14. The method according to claim 10, wherein said information, provided in said step of providing, correlates PLA₂ activity that is about 1.5 fold higher activity in a diseased state than in a non-diseased state.

15. The method according to claim 13, wherein the form of cancer affects a mammalian reproductive tract.

16. The method according to claim 15, wherein the form of cancer is EOC.

17. The method according to claim 1 further including the step of introducing a compound to the patient which inhibits activity of an isoform of PLA₂

18. The method according to claim 17, wherein the isoform of PLA₂ is a sPLA₂.

19. The method according to claim 17, wherein the isoform of PLA₂ is an iPLA₂.

20. The method according to claim 17, wherein the isoform of PLA₂ is a cPLA₂.

21. The method according to claim 17, wherein the compound inhibits both a cPLA₂ and an iPLA₂s.

22. The method according to claim 1, wherein the PLA₂ includes at least one of iPLA₂ and cPLA₂.

23. The method according to claim 9, wherein the measuring step comprises a treatment step and a detection step.

24. The method according to claim 23, wherein the treatment step is performed in vivo.

25. A method of using PLA₂ activity to access the health of a patient, comprising the steps of:

obtaining a sample from an individual;

contacting the sample with a fluorogenic compound;

detecting a signal produced by the fluorogenic compound in the presence of the sample; and

correlating the size of the signal with the health of the patient.

26. The method of claim 25, wherein the sample is a tissue.

27. The method of claim 26, further comprising the step of fixing the tissue

28. The method of claim 26, further comprising the step of:

homogenizing the sample;

collecting a supernatant of the homogenized sample, wherein the fluorogenic compound is introduced, in the step of introducing, to the supernatant.

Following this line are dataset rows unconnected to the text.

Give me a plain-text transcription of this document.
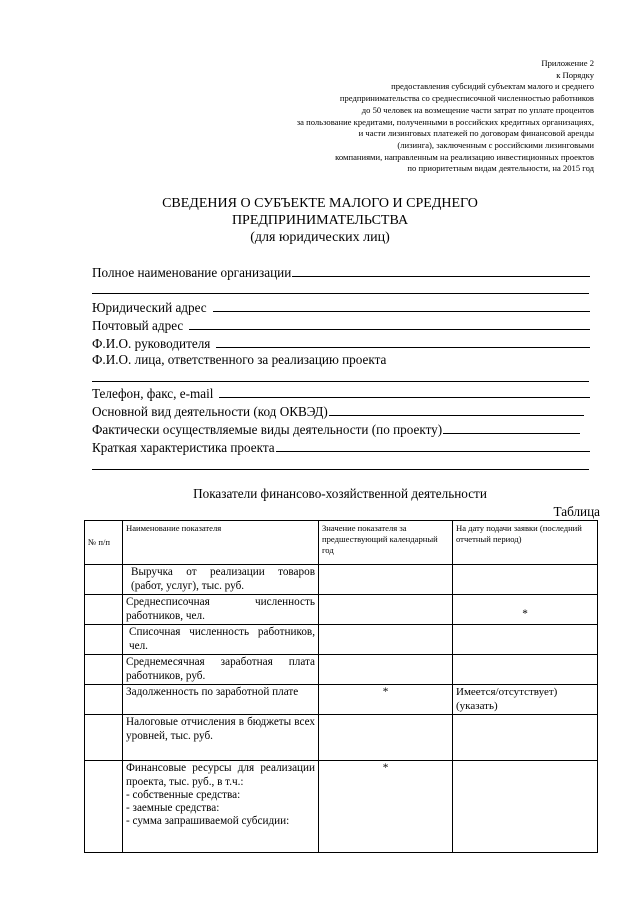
Приложение 2
к Порядку
предоставления субсидий субъектам малого и среднего
предпринимательства со среднесписочной численностью работников
до 50 человек на возмещение части затрат по уплате процентов
за пользование кредитами, полученными в российских кредитных организациях,
и части лизинговых платежей по договорам финансовой аренды
(лизинга), заключенным с российскими лизинговыми
компаниями, направленным на реализацию инвестиционных проектов
по приоритетным видам деятельности, на 2015 год
СВЕДЕНИЯ О СУБЪЕКТЕ МАЛОГО И СРЕДНЕГО
ПРЕДПРИНИМАТЕЛЬСТВА
(для юридических лиц)
Полное наименование организации
Юридический адрес
Почтовый адрес
Ф.И.О. руководителя
Ф.И.О. лица, ответственного за реализацию проекта
Телефон, факс, e-mail
Основной вид деятельности (код ОКВЭД)
Фактически осуществляемые виды деятельности (по проекту)
Краткая характеристика проекта
Показатели финансово-хозяйственной деятельности
Таблица
№ п/п	Наименование показателя	Значение показателя за предшествующий календарный год	На дату подачи заявки (последний отчетный период)
	Выручка от реализации товаров (работ, услуг), тыс. руб.		
	Среднесписочная численность работников, чел.		*
	Списочная численность работников, чел.		
	Среднемесячная заработная плата работников, руб.		
	Задолженность по заработной плате	*	Имеется/отсутствует) (указать)
	Налоговые отчисления в бюджеты всех уровней, тыс. руб.		

	Финансовые ресурсы для реализации проекта, тыс. руб., в т.ч.:
- собственные средства:
- заемные средства:
- сумма запрашиваемой субсидии:	*	
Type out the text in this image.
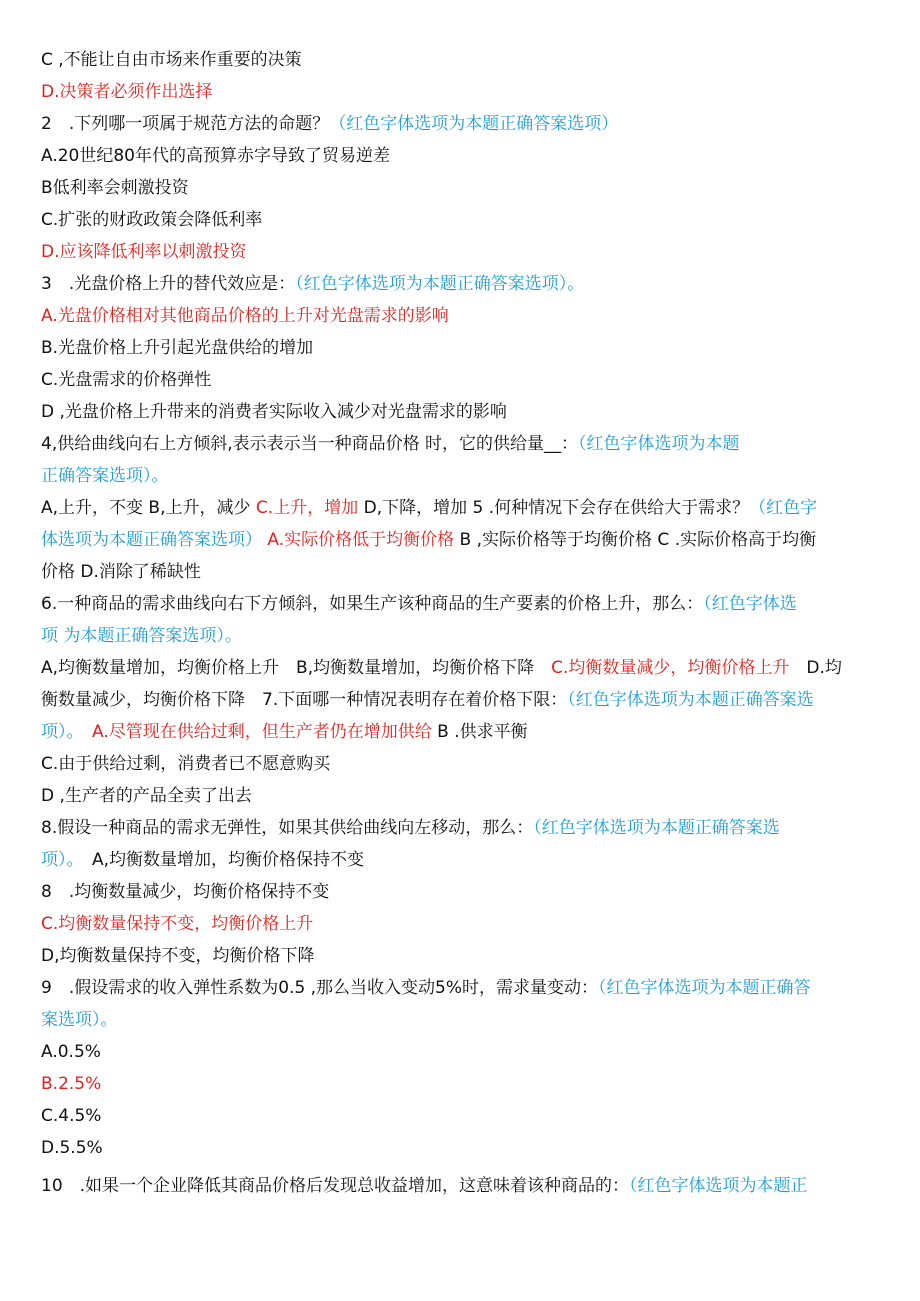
C ,不能让自由市场来作重要的决策
D.决策者必须作出选择
2　.下列哪一项属于规范方法的命题？（红色字体选项为本题正确答案选项）
A.20世纪80年代的高预算赤字导致了贸易逆差
B低利率会刺激投资
C.扩张的财政政策会降低利率
D.应该降低利率以刺激投资
3　.光盘价格上升的替代效应是：（红色字体选项为本题正确答案选项）。
A.光盘价格相对其他商品价格的上升对光盘需求的影响
B.光盘价格上升引起光盘供给的增加
C.光盘需求的价格弹性
D ,光盘价格上升带来的消费者实际收入减少对光盘需求的影响
4,供给曲线向右上方倾斜,表示表示当一种商品价格 时，它的供给量__：（红色字体选项为本题
正确答案选项）。
A,上升，不变 B,上升，减少 C.上升，增加 D,下降，增加 5 .何种情况下会存在供给大于需求？（红色字
体选项为本题正确答案选项） A.实际价格低于均衡价格 B ,实际价格等于均衡价格 C .实际价格高于均衡
价格 D.消除了稀缺性
6.一种商品的需求曲线向右下方倾斜，如果生产该种商品的生产要素的价格上升，那么：（红色字体选
项 为本题正确答案选项）。
A,均衡数量增加，均衡价格上升　B,均衡数量增加，均衡价格下降　C.均衡数量减少，均衡价格上升　D.均
衡数量减少，均衡价格下降　7.下面哪一种情况表明存在着价格下限：（红色字体选项为本题正确答案选
项）。　A.尽管现在供给过剩，但生产者仍在增加供给 B .供求平衡
C.由于供给过剩，消费者已不愿意购买
D ,生产者的产品全卖了出去
8.假设一种商品的需求无弹性，如果其供给曲线向左移动，那么：（红色字体选项为本题正确答案选
项）。　A,均衡数量增加，均衡价格保持不变
8　.均衡数量减少，均衡价格保持不变
C.均衡数量保持不变，均衡价格上升
D,均衡数量保持不变，均衡价格下降
9　.假设需求的收入弹性系数为0.5 ,那么当收入变动5%时，需求量变动：（红色字体选项为本题正确答
案选项）。
A.0.5%
B.2.5%
C.4.5%
D.5.5%
10　.如果一个企业降低其商品价格后发现总收益增加，这意味着该种商品的：（红色字体选项为本题正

29. The method of claim 25, further comprising the step of correlating a value of the signal, detected in the step of detecting, with a disease.

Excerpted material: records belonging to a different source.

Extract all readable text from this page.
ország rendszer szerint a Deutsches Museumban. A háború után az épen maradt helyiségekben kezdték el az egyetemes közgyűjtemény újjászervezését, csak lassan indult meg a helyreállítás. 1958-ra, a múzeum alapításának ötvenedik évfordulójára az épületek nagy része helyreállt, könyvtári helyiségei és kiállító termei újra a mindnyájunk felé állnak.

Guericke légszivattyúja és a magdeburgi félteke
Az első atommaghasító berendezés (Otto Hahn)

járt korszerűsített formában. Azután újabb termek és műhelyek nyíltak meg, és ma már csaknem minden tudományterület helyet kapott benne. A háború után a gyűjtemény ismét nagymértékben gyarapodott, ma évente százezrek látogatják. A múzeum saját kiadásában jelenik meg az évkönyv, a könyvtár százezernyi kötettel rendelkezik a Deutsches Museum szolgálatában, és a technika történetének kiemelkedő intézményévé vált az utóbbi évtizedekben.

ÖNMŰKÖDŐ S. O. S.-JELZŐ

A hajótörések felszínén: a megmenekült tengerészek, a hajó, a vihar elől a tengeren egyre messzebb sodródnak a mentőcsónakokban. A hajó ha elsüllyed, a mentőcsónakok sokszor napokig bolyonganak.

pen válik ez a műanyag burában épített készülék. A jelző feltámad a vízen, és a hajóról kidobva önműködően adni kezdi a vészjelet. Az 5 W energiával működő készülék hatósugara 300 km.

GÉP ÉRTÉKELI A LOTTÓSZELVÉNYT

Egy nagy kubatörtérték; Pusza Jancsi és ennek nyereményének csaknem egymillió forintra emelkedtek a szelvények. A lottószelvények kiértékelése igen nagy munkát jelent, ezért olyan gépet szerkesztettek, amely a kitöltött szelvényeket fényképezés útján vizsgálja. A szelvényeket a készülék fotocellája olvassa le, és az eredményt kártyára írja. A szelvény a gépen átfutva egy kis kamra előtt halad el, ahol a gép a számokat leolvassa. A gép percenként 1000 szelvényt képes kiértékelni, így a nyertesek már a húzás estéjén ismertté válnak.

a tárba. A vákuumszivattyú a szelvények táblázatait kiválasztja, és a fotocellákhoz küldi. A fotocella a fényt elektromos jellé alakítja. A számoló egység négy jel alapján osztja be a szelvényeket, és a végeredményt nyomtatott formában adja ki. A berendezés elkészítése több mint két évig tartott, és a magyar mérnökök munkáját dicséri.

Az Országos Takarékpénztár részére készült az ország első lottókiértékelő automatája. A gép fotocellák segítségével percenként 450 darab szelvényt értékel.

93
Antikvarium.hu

30. The method of claim 29, wherein the disease is a form of cancer.

31. The method of claim 25, further including the step of introducing a compound to the sample which inhibits activity of an isoform of PLA₂.

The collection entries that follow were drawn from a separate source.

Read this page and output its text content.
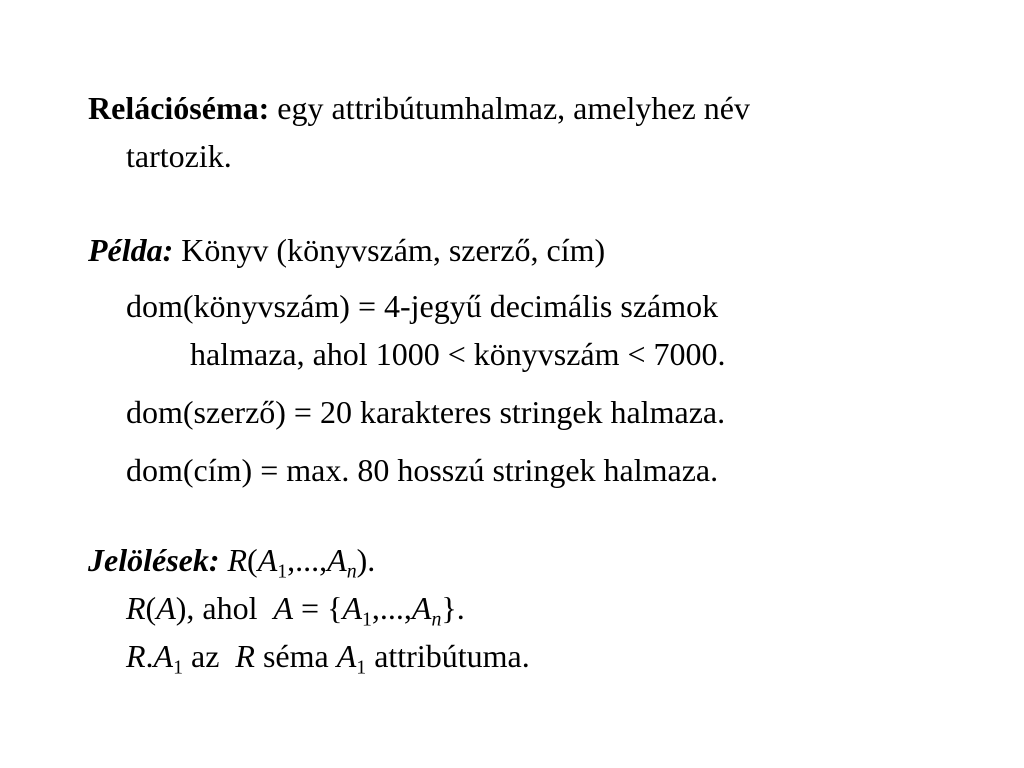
Relációséma: egy attribútumhalmaz, amelyhez név
tartozik.
Példa: Könyv (könyvszám, szerző, cím)
dom(könyvszám) = 4-jegyű decimális számok
halmaza, ahol 1000 < könyvszám < 7000.
dom(szerző) = 20 karakteres stringek halmaza.
dom(cím) = max. 80 hosszú stringek halmaza.
Jelölések: $R(A_1,...,A_n)$.
R(A), ahol  $A = \{A_1,...,A_n\}$.
$R.A_1$ az  R séma $A_1$ attribútuma.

32. The method of claim 31 , wherein the isoform of PLA₂ is iPLA₂.

33. A marker for disease, comprising:

a maker wherein said marker is phospholipase A₂ (PLA₂) activity that is demonstratively higher in a diseased state than it is in a healthy state.

34. The marker according to claim 33, wherein the activity is at least about 1.5fold higher in a sample from a patient with a disease then it is in a patient that is without disease.

35. The marker according to claim 33, wherein the marker is elevated in at least one sample for a portion of a patient's body selected from the group consisting of: cells, tissues, and fluids.

36. The marker according, wherein said maker is indicative of cancer.

37. The marker according to claim 36, wherein the marker is EOC.

38. The marker according to claim 33, wherein said marker can be used to diagnose a disease.

39. The marker according to claim 33, wherein said maker can be used to evaluate the effectiveness of a treatment for a disease.

40. The marker according to claim 33, wherein the marker can be used to determine the prognosis of a disease.

41. The marker according to claim 33, wherein the marker can be used to determine the personalized treatment of a patient.

42. The maker according to claim 33, wherein the activity is due primarily to elevated iPLA₂ activity.